Réforme du CSM : vers une justice réellement rendue au nom du peuple

Réforme du CSM : vers une justice réellement rendue au nom du peuple

Le ministre conseiller du président de la République est longuement revenu sur les réformes annoncées du Conseil supérieur de la magistrature (CSM), qu’il qualifie de rupture historique avec les pratiques institutionnelles héritées de l’indépendance. Pour Aldiouma Sow, il ne s’agit pas d’un simple réaménagement administratif, mais d’une refondation en profondeur du système judiciaire sénégalais, en droite ligne de la vision portée par le président Bassirou Diomaye Faye.

Selon lui, depuis 1960, la justice a souvent été perçue comme un prolongement de l’ordre politique plutôt que comme une institution au service du peuple souverain. « La justice était rendue au nom d’un régime.

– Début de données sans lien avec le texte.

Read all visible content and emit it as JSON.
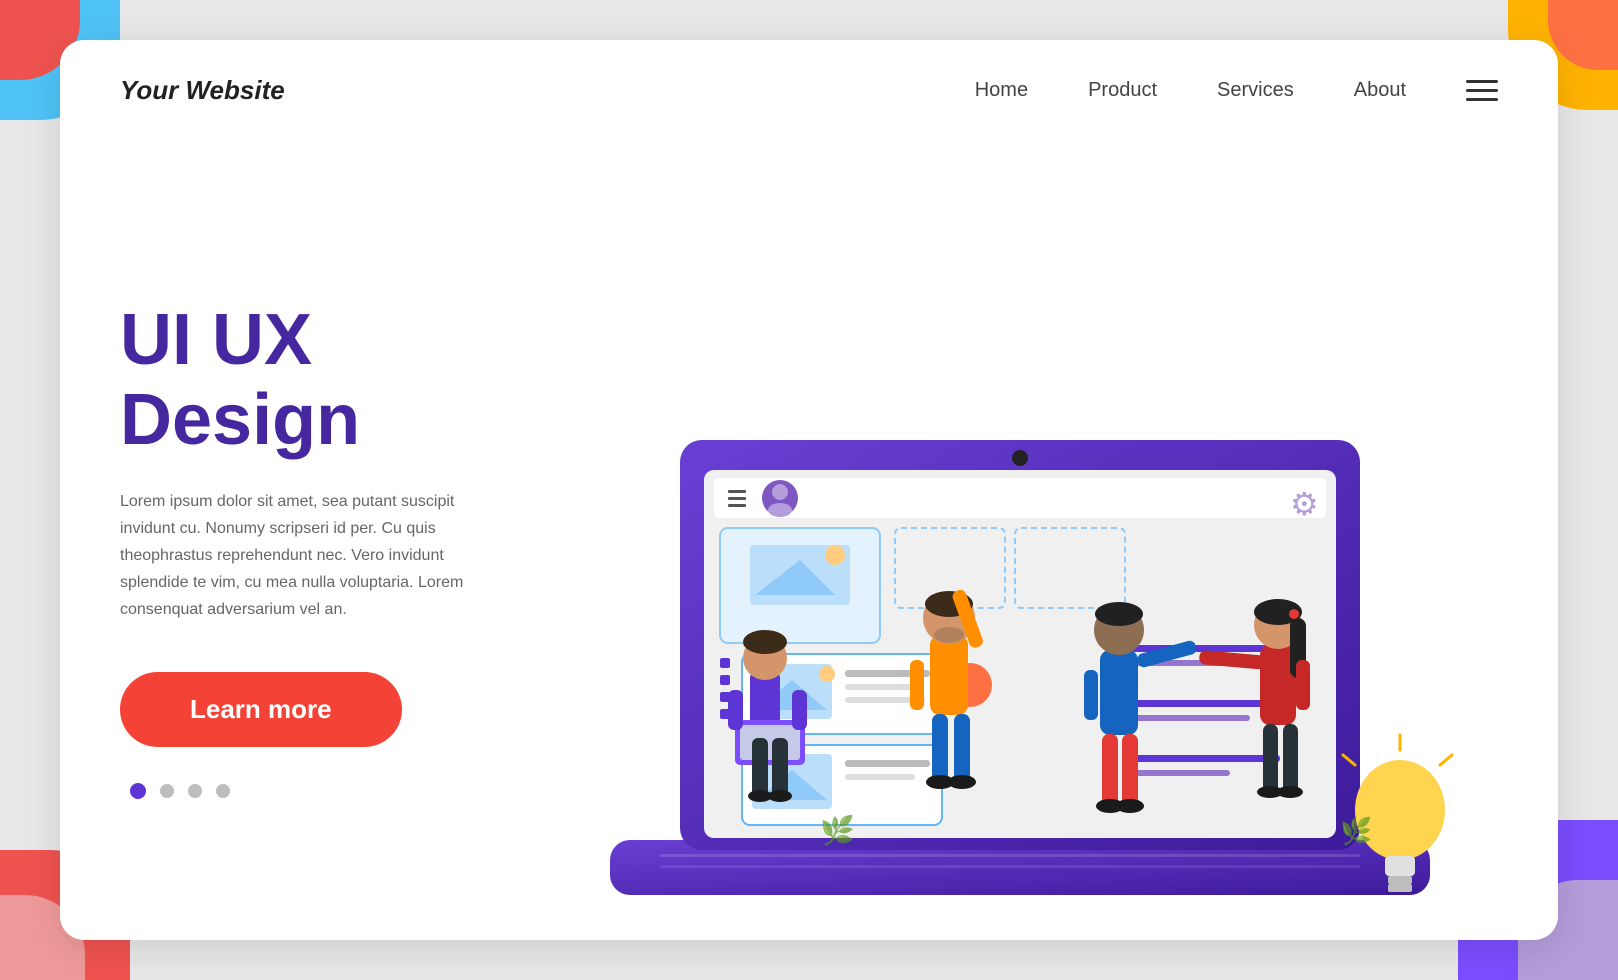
{
  "page": {
    "background_color": "#e8e8e8",
    "card_bg": "#ffffff"
  },
  "navbar": {
    "logo": "Your Website",
    "links": [
      {
        "id": "home",
        "label": "Home"
      },
      {
        "id": "product",
        "label": "Product"
      },
      {
        "id": "services",
        "label": "Services"
      },
      {
        "id": "about",
        "label": "About"
      }
    ],
    "hamburger_lines": 3
  },
  "hero": {
    "title_line1": "UI UX",
    "title_line2": "Design",
    "body_text": "Lorem ipsum dolor sit amet, sea putant suscipit invidunt cu. Nonumy scripseri id per. Cu quis theophrastus reprehendunt nec. Vero invidunt splendide te vim, cu mea nulla voluptaria. Lorem consenquat adversarium vel an.",
    "cta_label": "Learn more",
    "dots": [
      {
        "active": true
      },
      {
        "active": false
      },
      {
        "active": false
      },
      {
        "active": false
      }
    ]
  },
  "illustration": {
    "laptop_color": "#5c35d4",
    "screen_bg": "#ffffff",
    "ui_elements": {
      "image_boxes": 3,
      "line_colors": [
        "#5c35d4",
        "#cccccc"
      ]
    }
  },
  "corners": {
    "top_left_color1": "#4fc3f7",
    "top_left_color2": "#ef5350",
    "top_right_color1": "#ffb300",
    "top_right_color2": "#ff7043",
    "bottom_left_color1": "#ef5350",
    "bottom_right_color1": "#7c4dff"
  }
}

La volonté du chef de l’État est désormais de faire en sorte qu’elle soit effectivement rendue au nom du peuple, dans les textes comme dans la pratique quotidienne », a-t-il affirmé.

Au cœur de cette refondation figure la recomposition du Conseil supérieur de la magistrature. Jusqu’ici, en dehors du président de la République et du ministre de la Justice, l’organe est exclusivement composé de magistrats, une configuration que le ministre conseiller juge peu représentative de la diversité sociale du pays.

Pour Aldiouma Sow, une justice crédible et légitime ne peut être dissociée de la participation de segments représentatifs de la société. « Si la justice doit être rendue au nom du peuple, alors le peuple, à travers la société civile et d’autres corps organisés, doit avoir voix au chapitre dans son fonctionnement », a-t-il expliqué, justifiant ainsi l’usage du terme « refondation » plutôt que celui de simple réforme.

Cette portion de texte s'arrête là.